Thursday, July 22, 2010

Returning Home

Our Grand Trip is over. One hundred days exploring the Holy Land, Italy, Spain, Sweden, France, and Ireland (with a surprise trip to Boston time thrown in). We've spent the last days reflecting on the adventures, and have let the underlying meaning(s) take their time to surface. This experience truly gifts us "life and food for future years."

I look back to my first blog post written in London (in transit to Jerusalem) and notice its focus on a local cemetery-turned-public-park. Funny: this evening I walked through another cemetery, part of Glendalough National Monument in Ireland. Centuries ago, St. Kevin found a stunning, serene mountain valley embracing two narrow lakes and decided to live in a hard-to-reach cave as a hermit. As news of his commitment and wisdom spread, followers arrived. Since it became difficult to be a popular hermit, he founded a monastery instead.

On my way back from the local tavern with correct change for the internet service, I realized that I could have the old monastery grounds to myself away from the daily tour bus crowds. The double stone arch marked my entrance as I made my way past a roofless stone church, its floor now covered only with gravel and the occasional grave marker. A vista opened down the valley we had hiked earlier today, swallows flitted past, and it suddenly occurred to me that this was sacred ground. I slipped off my sandals, not because a burning bush began talking to me, but as a way of honoring this place of rest and devotion to God. Even more, I thought as I walked on the fine gravel, I wanted to honor and give thanks for the privilege of time and money that made this trip, peppered with pilgrimages, possible. We return home to the busy business of moving to Tennessee and beginning three years of seminary study. I will bring with me a quieted inside, gratitude, a renewed awe for God's expansive creation and a honed respect for history and what it tells us today about what humans are capable of.

Tuesday, July 13, 2010

Why I Just Walked 72 Miles

Joined by our good friends Matt and Molly, Laurel and I spent the last five days walking the final 72 miles of the Camino de Santiago, a medieval pilgrimage route in northern Spain to the traditional site of St. James' final resting place (the story of how he got there from the Middle East, which involved a stone boat, is worth a read!)

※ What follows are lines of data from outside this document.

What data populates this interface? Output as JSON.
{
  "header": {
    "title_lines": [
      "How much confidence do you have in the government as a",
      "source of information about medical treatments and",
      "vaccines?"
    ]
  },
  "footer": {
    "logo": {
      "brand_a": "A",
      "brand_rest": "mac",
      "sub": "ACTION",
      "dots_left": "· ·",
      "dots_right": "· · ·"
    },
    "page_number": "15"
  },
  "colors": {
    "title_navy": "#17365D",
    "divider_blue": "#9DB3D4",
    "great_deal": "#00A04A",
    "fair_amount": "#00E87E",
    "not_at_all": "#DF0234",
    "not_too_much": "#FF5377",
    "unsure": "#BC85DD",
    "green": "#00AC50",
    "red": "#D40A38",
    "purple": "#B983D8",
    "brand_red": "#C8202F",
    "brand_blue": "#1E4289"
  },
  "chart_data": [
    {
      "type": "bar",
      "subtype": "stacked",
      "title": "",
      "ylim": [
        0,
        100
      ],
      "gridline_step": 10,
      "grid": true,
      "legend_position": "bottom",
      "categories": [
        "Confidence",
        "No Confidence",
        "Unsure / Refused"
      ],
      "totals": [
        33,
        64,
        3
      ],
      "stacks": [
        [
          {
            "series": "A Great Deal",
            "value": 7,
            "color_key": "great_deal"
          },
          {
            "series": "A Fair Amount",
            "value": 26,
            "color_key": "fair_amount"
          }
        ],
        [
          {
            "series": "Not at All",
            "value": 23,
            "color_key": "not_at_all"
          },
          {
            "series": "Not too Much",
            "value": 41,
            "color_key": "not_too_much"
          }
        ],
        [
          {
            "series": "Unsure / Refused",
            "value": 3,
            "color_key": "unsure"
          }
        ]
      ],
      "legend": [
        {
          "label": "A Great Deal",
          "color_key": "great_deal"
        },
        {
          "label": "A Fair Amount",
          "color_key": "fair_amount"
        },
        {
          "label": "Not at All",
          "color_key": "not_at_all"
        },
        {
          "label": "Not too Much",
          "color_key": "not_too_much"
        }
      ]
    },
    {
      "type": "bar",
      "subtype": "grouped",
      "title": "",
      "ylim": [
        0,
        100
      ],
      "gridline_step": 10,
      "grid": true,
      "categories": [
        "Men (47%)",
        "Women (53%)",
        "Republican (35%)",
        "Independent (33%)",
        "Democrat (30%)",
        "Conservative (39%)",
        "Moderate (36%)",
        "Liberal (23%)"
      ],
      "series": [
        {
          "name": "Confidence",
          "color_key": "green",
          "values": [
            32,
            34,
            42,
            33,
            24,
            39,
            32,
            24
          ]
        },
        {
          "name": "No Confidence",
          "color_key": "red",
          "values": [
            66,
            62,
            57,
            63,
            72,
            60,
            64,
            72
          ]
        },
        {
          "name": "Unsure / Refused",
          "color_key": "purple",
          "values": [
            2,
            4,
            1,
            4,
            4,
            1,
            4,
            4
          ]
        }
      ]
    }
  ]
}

As you can imagine, we had a lot of time for thinking, so I spent some of the time pondering the question, "Why am I doing this?!" The coolness factor, for starters: when else will I walk 69 miles in 4 days and 21 miles in one day ever again? Good bragging material, clearly. As a goal-oriented Western experience collector, there was a specific goal and (thankfully) good signage that led to a successful arrival at our destination.

Then there's the pragmatic rationalization: since I'm soon to begin seminary and aspire to become an Episcopal priest, I figured it would be helpful as I imagined how far Jesus walked from the Sea of Galilee to the Jordan River by Jericho to be baptized. Practical, right?

We figured it would be fun to travel with Matt and Molly, and it was. The four of us hadn't really factored in how the my-foot-is-about-to-explode pain might detract from the fun quotient, however.

Of course, there was something else larger than these reasons and less tangible, more mysterious. For more than 1000 years people have walked far greater distances than our measly 116 km for penance, for hope, in faith. Pilgrims packed Santiago's cathedral at the end of the journey for the daily Mass, sitting at the base of columns, standing everywhere, beyond tired and still searching for something even as we realized this particular quest was over. We yearned for a ritual that would preserve the spirit of this experience and guide us in a new direction.

We head to Ireland for 9 days tomorrow, and then we will be home in San Diego for only a few days before driving to Tennessee to begin seminary. It too will be cool, practical, and fun (hopefully free from foot pain, though) -- but it also involves a larger, longer, and more mysterious search for Home.